The surprise announcement was downplayed in the sixth paragraph of a statement from Finance Minister Michael Cullen yesterday, and caught Auckland leaders and Transit NZ on the hop.
Dr Cullen said new data showed the tax take for the 11 months to the end of May was running $544 million ahead of forecasts and company tax was the main driver, accounting for $368 million.
He said the one-off windfall came as the "financial industry responds to new tax law". This is understood to refer to legislation passed last week imposing new rules on foreign-owned banks after concerns they were not paying enough tax on their New Zealand businesses.
Dr Cullen said the extra revenue this year was likely to be one-off rather than an ongoing increase in the tax base, and sensible fiscal policy dictated it should fund one-off initiatives.
Spokesmen for Westpac and BNZ denied last night making any special tax payments.
ANZ-National said the banks did not comment on tax matters but pointed out any such payment would have to be notified to the stock exchange, and no disclosure had been made.
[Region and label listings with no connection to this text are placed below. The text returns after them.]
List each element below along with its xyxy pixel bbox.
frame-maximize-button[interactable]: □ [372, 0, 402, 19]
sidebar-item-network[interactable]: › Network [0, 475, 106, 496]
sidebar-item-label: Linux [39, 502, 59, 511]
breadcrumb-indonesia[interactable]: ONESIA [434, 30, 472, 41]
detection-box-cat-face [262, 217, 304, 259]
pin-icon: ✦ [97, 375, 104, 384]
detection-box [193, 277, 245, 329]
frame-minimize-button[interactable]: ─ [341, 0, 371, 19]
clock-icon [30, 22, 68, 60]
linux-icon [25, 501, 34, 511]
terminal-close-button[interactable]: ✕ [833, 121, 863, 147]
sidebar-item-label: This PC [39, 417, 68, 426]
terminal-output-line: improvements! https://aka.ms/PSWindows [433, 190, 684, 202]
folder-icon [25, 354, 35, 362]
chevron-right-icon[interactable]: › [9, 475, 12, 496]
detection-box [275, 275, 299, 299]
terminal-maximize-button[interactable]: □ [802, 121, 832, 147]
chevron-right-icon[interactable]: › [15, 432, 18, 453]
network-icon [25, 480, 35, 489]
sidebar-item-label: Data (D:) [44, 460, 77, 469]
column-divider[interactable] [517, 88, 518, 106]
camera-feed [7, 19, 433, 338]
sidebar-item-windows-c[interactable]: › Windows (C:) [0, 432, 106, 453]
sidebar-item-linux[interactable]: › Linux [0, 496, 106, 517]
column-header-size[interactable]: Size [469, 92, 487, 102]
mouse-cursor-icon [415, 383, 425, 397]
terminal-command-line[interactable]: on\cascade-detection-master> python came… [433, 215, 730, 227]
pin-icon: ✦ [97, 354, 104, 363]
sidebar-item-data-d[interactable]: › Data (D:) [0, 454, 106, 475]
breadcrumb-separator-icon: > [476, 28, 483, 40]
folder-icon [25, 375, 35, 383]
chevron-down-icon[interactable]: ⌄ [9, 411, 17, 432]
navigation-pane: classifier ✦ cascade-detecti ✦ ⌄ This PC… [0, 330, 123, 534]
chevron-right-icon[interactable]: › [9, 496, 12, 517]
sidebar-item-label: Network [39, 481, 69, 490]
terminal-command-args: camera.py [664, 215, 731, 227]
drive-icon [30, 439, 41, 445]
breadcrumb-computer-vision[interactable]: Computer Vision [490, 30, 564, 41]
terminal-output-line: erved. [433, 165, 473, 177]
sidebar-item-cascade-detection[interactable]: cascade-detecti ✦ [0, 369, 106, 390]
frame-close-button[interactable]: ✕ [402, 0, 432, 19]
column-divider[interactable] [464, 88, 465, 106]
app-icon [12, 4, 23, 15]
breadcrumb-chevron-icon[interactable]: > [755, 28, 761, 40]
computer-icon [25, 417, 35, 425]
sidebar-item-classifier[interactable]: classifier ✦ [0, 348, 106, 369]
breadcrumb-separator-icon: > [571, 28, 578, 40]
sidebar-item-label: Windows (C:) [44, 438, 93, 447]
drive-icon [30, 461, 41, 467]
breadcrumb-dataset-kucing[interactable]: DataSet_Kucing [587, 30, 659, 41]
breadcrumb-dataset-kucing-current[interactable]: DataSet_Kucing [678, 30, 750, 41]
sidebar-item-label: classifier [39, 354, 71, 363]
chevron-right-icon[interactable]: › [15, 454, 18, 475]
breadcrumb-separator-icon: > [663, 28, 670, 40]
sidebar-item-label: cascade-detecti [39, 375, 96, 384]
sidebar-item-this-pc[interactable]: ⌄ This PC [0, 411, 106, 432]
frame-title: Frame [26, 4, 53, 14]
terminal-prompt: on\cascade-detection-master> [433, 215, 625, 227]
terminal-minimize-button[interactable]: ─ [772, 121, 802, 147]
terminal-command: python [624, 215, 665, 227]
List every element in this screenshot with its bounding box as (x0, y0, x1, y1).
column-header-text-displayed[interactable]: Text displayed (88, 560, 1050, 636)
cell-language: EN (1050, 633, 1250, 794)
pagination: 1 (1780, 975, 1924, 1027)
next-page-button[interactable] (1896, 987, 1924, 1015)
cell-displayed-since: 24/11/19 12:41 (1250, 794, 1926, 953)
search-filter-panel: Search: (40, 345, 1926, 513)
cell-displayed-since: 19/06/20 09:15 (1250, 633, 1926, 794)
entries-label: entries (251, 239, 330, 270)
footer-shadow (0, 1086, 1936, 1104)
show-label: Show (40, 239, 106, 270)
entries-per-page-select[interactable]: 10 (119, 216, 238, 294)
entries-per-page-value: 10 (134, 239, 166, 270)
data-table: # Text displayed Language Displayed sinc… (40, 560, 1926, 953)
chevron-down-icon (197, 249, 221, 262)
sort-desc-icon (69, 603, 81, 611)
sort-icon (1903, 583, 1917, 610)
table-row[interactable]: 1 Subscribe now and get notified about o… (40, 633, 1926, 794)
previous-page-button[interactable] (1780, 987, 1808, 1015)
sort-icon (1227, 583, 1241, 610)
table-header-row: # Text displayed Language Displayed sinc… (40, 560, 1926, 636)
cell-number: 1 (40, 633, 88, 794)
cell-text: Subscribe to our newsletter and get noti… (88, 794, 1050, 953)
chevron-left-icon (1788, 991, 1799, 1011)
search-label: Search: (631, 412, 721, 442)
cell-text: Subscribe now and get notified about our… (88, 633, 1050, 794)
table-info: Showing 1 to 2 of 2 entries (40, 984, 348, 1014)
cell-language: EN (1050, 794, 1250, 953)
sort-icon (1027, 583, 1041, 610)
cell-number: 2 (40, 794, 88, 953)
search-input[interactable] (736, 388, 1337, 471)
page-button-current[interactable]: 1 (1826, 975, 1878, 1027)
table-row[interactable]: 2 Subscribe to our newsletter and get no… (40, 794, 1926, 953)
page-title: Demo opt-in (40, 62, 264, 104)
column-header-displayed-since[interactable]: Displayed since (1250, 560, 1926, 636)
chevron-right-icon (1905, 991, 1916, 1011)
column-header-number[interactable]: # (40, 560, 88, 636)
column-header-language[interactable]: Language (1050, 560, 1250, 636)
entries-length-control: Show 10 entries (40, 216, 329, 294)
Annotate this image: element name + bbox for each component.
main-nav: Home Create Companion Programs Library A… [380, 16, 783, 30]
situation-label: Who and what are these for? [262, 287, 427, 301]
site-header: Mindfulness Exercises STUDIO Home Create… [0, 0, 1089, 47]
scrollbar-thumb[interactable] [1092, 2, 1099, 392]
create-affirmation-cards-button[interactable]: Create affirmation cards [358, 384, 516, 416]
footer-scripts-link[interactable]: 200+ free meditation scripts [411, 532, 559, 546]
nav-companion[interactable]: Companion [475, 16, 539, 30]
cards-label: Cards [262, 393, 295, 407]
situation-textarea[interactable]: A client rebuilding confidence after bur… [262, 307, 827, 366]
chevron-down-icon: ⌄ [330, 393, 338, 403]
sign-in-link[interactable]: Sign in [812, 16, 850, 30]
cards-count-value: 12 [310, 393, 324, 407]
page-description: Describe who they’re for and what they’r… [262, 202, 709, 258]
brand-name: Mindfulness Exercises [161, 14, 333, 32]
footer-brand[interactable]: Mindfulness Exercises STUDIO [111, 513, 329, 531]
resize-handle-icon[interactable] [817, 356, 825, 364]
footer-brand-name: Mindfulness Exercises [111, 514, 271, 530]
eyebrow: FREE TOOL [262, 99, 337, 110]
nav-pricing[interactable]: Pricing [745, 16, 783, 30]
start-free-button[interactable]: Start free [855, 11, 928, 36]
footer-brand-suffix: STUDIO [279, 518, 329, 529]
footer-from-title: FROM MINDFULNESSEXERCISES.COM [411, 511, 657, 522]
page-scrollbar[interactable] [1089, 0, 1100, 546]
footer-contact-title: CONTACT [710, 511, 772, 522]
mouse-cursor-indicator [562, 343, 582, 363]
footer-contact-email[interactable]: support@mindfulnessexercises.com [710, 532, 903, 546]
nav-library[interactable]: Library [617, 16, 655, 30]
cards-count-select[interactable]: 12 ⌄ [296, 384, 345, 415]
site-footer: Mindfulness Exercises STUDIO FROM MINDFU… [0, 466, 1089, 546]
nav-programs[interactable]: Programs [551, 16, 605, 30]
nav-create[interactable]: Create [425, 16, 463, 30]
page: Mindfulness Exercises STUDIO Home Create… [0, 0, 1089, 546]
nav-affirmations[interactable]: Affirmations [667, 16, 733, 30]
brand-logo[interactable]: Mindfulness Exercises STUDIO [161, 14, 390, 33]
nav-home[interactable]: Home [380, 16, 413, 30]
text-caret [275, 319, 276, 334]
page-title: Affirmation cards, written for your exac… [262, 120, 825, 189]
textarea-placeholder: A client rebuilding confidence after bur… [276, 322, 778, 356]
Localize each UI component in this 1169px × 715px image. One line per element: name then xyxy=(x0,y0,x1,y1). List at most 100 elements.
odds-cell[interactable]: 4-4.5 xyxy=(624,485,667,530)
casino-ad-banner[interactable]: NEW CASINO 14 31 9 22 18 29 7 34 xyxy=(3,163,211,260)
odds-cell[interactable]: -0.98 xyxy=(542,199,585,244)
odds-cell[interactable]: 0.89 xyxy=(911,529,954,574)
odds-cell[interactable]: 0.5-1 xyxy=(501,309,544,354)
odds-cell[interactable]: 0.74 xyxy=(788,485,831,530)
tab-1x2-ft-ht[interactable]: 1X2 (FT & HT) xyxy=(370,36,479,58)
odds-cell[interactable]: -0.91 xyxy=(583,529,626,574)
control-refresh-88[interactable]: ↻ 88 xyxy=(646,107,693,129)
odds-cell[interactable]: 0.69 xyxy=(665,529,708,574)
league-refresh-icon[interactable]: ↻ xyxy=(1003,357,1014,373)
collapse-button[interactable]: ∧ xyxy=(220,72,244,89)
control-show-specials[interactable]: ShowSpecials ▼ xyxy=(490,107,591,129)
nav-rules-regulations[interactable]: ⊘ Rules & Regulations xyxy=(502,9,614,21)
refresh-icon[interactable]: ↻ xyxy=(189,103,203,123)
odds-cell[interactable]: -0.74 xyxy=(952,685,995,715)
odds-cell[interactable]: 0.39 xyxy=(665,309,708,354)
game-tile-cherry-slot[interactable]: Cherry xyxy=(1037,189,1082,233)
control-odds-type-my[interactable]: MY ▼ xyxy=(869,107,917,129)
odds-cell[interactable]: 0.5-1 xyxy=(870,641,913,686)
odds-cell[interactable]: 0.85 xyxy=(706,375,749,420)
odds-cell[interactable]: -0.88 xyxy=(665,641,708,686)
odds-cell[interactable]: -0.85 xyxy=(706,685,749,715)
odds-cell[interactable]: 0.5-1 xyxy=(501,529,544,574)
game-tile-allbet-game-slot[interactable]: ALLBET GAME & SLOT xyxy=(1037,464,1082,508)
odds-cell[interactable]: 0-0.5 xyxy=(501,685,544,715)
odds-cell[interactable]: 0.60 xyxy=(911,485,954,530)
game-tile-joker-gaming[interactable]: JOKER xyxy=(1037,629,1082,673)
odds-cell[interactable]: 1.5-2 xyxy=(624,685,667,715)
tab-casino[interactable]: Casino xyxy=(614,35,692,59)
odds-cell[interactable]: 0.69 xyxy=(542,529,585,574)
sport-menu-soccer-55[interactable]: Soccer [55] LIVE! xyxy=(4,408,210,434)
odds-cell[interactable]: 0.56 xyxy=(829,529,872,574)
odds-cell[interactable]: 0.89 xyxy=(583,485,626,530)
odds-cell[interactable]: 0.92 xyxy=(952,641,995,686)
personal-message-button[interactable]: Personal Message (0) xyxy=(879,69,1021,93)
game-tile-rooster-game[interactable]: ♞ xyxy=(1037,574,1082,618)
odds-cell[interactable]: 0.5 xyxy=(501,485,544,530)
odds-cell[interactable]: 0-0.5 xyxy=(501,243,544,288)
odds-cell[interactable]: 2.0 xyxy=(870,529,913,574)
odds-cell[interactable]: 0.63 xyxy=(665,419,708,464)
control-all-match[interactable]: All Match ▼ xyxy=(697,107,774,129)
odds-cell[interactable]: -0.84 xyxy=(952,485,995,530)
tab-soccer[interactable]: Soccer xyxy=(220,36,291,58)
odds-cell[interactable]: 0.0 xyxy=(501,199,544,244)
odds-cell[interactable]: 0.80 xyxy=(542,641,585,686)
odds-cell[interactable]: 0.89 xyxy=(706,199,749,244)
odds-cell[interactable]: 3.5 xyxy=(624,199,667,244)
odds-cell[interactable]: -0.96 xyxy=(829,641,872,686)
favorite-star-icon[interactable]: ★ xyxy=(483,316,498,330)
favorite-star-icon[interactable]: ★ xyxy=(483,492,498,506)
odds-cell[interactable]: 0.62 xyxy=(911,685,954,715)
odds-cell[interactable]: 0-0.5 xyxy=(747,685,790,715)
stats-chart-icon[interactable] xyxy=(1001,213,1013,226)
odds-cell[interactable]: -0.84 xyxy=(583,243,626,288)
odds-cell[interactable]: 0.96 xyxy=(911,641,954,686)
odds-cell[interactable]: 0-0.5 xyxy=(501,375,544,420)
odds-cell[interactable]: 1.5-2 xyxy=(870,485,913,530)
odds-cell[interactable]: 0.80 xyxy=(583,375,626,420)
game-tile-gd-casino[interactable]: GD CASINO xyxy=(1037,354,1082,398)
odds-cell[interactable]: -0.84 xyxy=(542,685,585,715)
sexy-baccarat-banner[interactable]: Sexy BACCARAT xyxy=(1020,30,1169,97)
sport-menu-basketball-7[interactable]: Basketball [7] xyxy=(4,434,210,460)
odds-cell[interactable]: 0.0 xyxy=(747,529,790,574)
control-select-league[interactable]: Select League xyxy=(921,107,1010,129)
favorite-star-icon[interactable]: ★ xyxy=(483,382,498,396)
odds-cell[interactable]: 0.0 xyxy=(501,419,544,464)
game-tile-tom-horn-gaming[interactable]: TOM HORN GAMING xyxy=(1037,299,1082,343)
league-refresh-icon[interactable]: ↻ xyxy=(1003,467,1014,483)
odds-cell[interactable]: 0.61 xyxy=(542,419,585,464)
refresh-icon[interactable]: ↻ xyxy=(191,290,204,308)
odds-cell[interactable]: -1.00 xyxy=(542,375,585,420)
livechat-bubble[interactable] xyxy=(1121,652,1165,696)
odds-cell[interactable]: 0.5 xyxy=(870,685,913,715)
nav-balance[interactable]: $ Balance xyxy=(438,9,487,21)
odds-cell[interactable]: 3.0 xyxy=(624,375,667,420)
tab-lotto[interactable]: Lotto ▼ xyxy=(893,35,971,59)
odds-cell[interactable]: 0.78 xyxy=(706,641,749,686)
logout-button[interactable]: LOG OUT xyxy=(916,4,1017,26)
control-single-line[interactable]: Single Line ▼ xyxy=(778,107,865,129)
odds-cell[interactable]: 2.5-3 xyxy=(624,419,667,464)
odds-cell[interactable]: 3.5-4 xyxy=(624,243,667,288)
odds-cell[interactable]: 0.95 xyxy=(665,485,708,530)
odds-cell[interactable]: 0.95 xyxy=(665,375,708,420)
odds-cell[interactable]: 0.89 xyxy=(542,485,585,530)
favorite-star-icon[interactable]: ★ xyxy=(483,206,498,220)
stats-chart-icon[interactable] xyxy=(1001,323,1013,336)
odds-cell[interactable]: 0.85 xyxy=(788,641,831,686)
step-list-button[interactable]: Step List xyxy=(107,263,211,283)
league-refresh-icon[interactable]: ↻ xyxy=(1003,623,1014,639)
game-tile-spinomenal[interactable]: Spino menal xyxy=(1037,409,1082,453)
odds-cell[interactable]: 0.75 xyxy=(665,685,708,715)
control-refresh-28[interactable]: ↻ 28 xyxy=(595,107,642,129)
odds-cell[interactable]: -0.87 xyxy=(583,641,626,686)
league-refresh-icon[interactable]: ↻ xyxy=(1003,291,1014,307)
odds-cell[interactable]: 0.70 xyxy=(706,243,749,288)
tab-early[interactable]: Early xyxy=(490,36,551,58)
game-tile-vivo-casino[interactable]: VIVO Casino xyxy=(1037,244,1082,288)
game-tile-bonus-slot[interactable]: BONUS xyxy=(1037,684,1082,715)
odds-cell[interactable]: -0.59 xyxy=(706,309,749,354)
ASB could not be contacted.
The announcement comes after a recent row with the Employers and Manufacturers Association northern branch over the business group's planned election-time campaign highlighting Auckland's traffic woes.
Asked if he was responding to the campaign, Dr Cullen acknowledged there was sensitivity around the issue because the situation in Auckland was bad.
However, he said Auckland was not the only part of the country with roading issues.
Transit would decide where the money should be spent but it would go on projects nationwide and allow a more aggressive construction programme over the next three or four years, he said. Transit was caught flat-footed. Communications manager Deborah Willett said she knew about it only when Dr Cullen issued the statement.
"Apart from the fact that we are delighted, we are still trying to find out some more detail."
National finance spokesman John Key said the announcement was downplayed because it was a "blatant election-year bribe and the electorate's more sophisticated than that".
"It's certainly a convenient way for Michael Cullen to disguise the fact that he's bungled the numbers again and collected a lot more tax than he was expecting."
Auckland Mayor Dick Hubbard said he was surprised and delighted by the news. It was clear the $1.6 billion Auckland transport package announced 18 months ago was being eaten up by inflation.
Auckland Chamber of Commerce chief executive Michael Barnett was also surprised but said the problem was translating the money into more projects being started earlier.
AA public affairs director George Fairbairn congratulated the Government and praised the decision to invest the windfall in transport as "extremely wise".